1870s – By the early 1870s, Independence Mountain was under production, with several major placer operations being worked by 1875. These operations included the Endomile gold claim and the Mitchell Placer operation, the largest mine on Independence Mountain, where gold was the primary mineral extracted with lead, copper and zinc also produced. Despite the absence of a railroad line into North Park, relatively easy road access to the Union Pacific line in Laramie, Wyoming, benefited North Park’s mining, agricultural, timber, and other commercial operations.
July 4, 1870 – Battle between Cheyenne and Chief Colorow’s Ute band; coincidentally, same day, miners at Independence Mountain massacred by, generally believed to be, Utes.
1874 – James O. Pinkham, the first prospector to come to the North Park and “winter-over”, built a home in the high valley and attracted others to the area with his tales of a rich “placer” land. By “spreading the word”, this Irish Canadian became an important figure in the early history and settlement of North Park. Pinkham, believed to be first white frontiersman to permanently settle in North Park, brought cattle into the Park and was, at that time, the sole occupant of its north end (known as “the neck”). He built a log cabin in 1876, and a block house for protection against Indians in 1879 or 1880. The block house was almost immediately turned into a road ranch/trading post and served as a stop for those traveling between Laramie and Teller. Pinkham used the area’s natural abundance of wild hay to feed his cattle, and also sold some of the rich hay to settlers in Middle Park (Granby). In 1879, the federal government established the “Pinkhampton” post office at the block house site and appointed Pinkham its first postmaster.
1878 – Jacob S. Fordyce and his family, settling on the banks of Platte River near north-end neighbor James Pinkham in November of 1878, became the first white family to spend the entire winter in North Park. Bringing a herd of milk cows with them, the Fordyces spent that winter milking cows and packing butter in tubs. In the spring, they sold their butter in Laramie. Earlier that year, Reid Matthews and partners bought a herd of cattle in Utah, fattened them on rich North Park grasses until fall, then drove them to Leadville to be butchered and sold through Matthews’ wholesale butcher business.

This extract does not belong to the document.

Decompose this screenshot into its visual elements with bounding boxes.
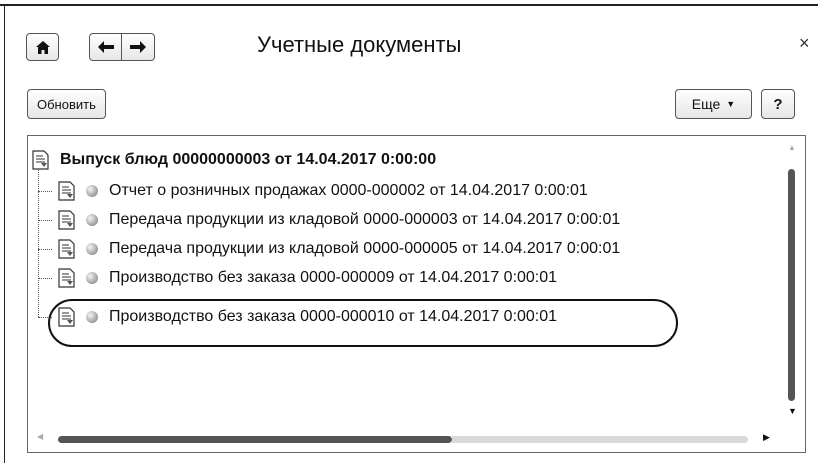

On around 1879, C.B. Mendenhall became another one of North Park’s “permanent” ranchers. Because of its rich grasses, hay, water for irrigation, and other natural resources, ranching became a way of life as much as hunting for early day settlers. A stockman’s paradise, cattle ranching, hay production and some sheep production continue to play a major role in the economy of North Park.
1879 – With the discovery of silver, mines began operating in Teller City. By 1880, the town’s population was nearly 2000, and a toll road over Cameron Pass from Fort Collins was completed. By 1885, however, mining halted because the cost to transport precious metals was too high, and Teller City was abandoned. By 1888, most gold and silver mining in North Park stopped, many prospectors and miners began ranching, and the community of Gould sprang up near the original Teller City town site. By 1900, the best ranch lands along the rivers were fenced off and homesteaded.
Note: Remaining structures can be explored and informational placards provide the history of Teller City at the Teller City Ghost Town (near Rand). During its heyday, Teller City had a 40-room hotel, 27 saloons and hundreds of log cabins.
1880s – In the early 1880s a deer and elk meat industry developed in North Park, with one pioneer family, the Rhea’s of North Park, providing more than 2000 pounds of dried elk and deer meat to Denver and Cheyenne, Wyoming, butchers. The industry, however, reportedly died prior to 1900 because of herd depletion.
1890s – By the early 1890s, North Park was growing and a central point for securing supplies was necessary. Located in the middle of the Park, the town of Walden suited that purpose, was founded in 1889, and was incorporated December 2, 1890. It was briefly known as Sagebrush, but was renamed to honor Marcus Aurelius Walden, the local postmaster. Until the railroad reached the town, freight lines running between Walden and Laramie, Wyoming, supplied North Park with goods and shipping services.
Mining in North Park was revitalized in the 1890s with the discovery of coal and copper at two sites. In 1890, the Riach Brothers discovered coal near Coalmont. Although large quantities of coal were found in North Park, development of this resource was slow due to the lack of “cheap” transportation. Coal produced was used locally until about 1911, when a railroad finally linked Laramie to Walden, with an extension to Coalmont. Later in the 1890s, copper was found in the far northwest corner of the Park, with development spurring building the town of Pearl. However, by 1915, copper was no longer being produced at the discovery site.
Also in the 1890s, a new industry developed to supply an ever-increasing demand for North Park’s “quality” hay. Wild hay soon became a domestic product in the Park, and thousands of tons were exported yearly to Denver and other eastern cities. Balers came into use during the 1890s when a North Park cowboy named Joe Lawrence invented a way to use horses to pull a hayrack that would bale hay automatically. This method is said to have revolutionized the industry.